E hara taku toa i te toa takitahi, he toa takitini
My strength is not as an individual, but as a collective
Today, we join the country in commemorating the second anniversary of the Whakaari/White Island tragedy.
In doing so we not only remember those who died as a result of the eruption, but those who survived and continue to receive treatment.
We also honour the health professionals who went above and beyond in exceptional circumstances.
To put the scale of this into context, the National Burn Service, which includes the National Burn Centre hosted at Middlemore Hospital, had a year’s worth of work referred in one day.
In the first full day after the eruption, the team did a weeks’ worth of operating and in the first week, a month’s worth of operating.
They continued at this rate throughout the first month - through the Christmas and New Year period - ultimately undertaking close to half a year’s work in a quarter of a year.

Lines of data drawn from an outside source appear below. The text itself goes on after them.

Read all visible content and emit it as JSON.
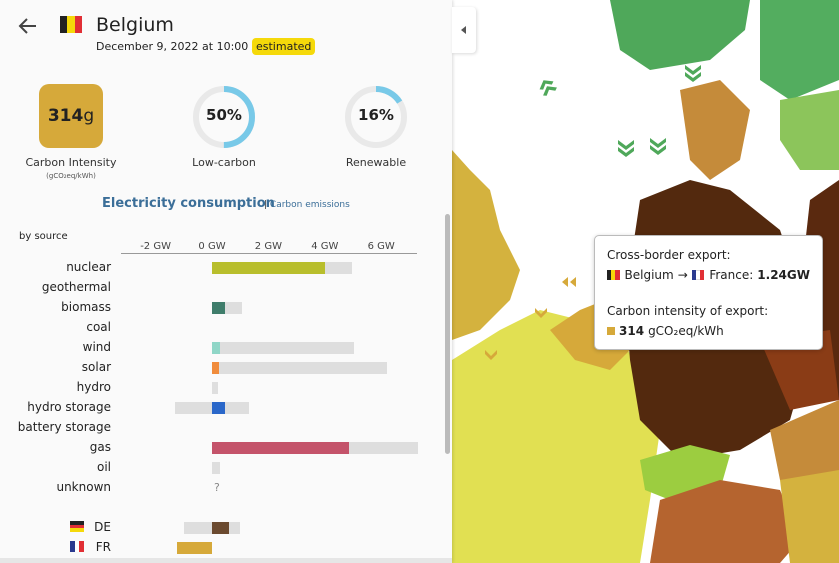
{
  "zone": {
    "name": "Belgium",
    "datetime": "December 9, 2022 at 10:00 AM",
    "status_badge": "estimated"
  },
  "metrics": {
    "carbon_intensity": {
      "value": "314",
      "unit": "g",
      "label": "Carbon Intensity",
      "sublabel": "(gCO₂eq/kWh)",
      "color": "#d6a93a"
    },
    "low_carbon": {
      "value": "50%",
      "fraction": 0.5,
      "label": "Low-carbon"
    },
    "renewable": {
      "value": "16%",
      "fraction": 0.16,
      "label": "Renewable"
    }
  },
  "tabs": {
    "active": "Electricity consumption",
    "separator": "|",
    "other": "Carbon emissions"
  },
  "chart_data": {
    "type": "bar",
    "title": "by source",
    "xlabel": "",
    "ylabel": "",
    "x_ticks": [
      "-2 GW",
      "0 GW",
      "2 GW",
      "4 GW",
      "6 GW"
    ],
    "xlim": [
      -3.2,
      7.3
    ],
    "categories": [
      "nuclear",
      "geothermal",
      "biomass",
      "coal",
      "wind",
      "solar",
      "hydro",
      "hydro storage",
      "battery storage",
      "gas",
      "oil",
      "unknown"
    ],
    "series": [
      {
        "name": "production",
        "values": [
          4.0,
          0,
          0.45,
          0,
          0.3,
          0.25,
          0,
          0.45,
          0,
          4.85,
          0,
          0
        ],
        "colors": [
          "#b8be2c",
          "#cccccc",
          "#3f7d6b",
          "#cccccc",
          "#8fd6c7",
          "#f08c3c",
          "#cccccc",
          "#2a67c9",
          "#cccccc",
          "#c4536a",
          "#cccccc",
          "#cccccc"
        ]
      },
      {
        "name": "capacity",
        "values": [
          4.95,
          0,
          1.05,
          0,
          5.05,
          6.2,
          0.2,
          1.3,
          0,
          7.3,
          0.3,
          0
        ]
      },
      {
        "name": "capacity_negative",
        "values": [
          0,
          0,
          0,
          0,
          0,
          0,
          0,
          -1.3,
          0,
          0,
          0,
          0
        ]
      }
    ],
    "unknown_marker": "?",
    "exchanges": [
      {
        "zone": "DE",
        "value": 0.6,
        "capacity_min": -1.0,
        "capacity_max": 1.0,
        "color": "#6b4a2f"
      },
      {
        "zone": "FR",
        "value": -1.24,
        "capacity_min": -1.24,
        "capacity_max": 0,
        "color": "#d6a93a"
      }
    ]
  },
  "tooltip": {
    "title": "Cross-border export:",
    "from": "Belgium",
    "arrow": "→",
    "to": "France:",
    "amount": "1.24GW",
    "ci_title": "Carbon intensity of export:",
    "ci_value": "314",
    "ci_unit": "gCO₂eq/kWh",
    "ci_color": "#d6a93a"
  },
  "icons": {
    "back": "back-arrow-icon",
    "collapse": "chevron-left-icon"
  }
}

While this tragedy had a significant impact on everyone, I want to especially acknowledge our Burn Service staff and those in regional burns units in Waikato, Upper Hutt and Christchurch – your dedication will not soon be forgotten.
We also give thanks to the rescuers involved in the initial response, the Whakataane community, our partners at St John, our DHB and agency colleagues including MFAT and MoH, health professionals who came from overseas to assist, and our community for their outpouring of support.
This tragedy is one that will live long in our collective memory and as I look back on our response I am immensely proud of what was achieved because - as the whakatauki at the beginning of this acknowledgement alludes to - it is how we all pull together as a community and as human beings to help people in their time of need that truly defines us.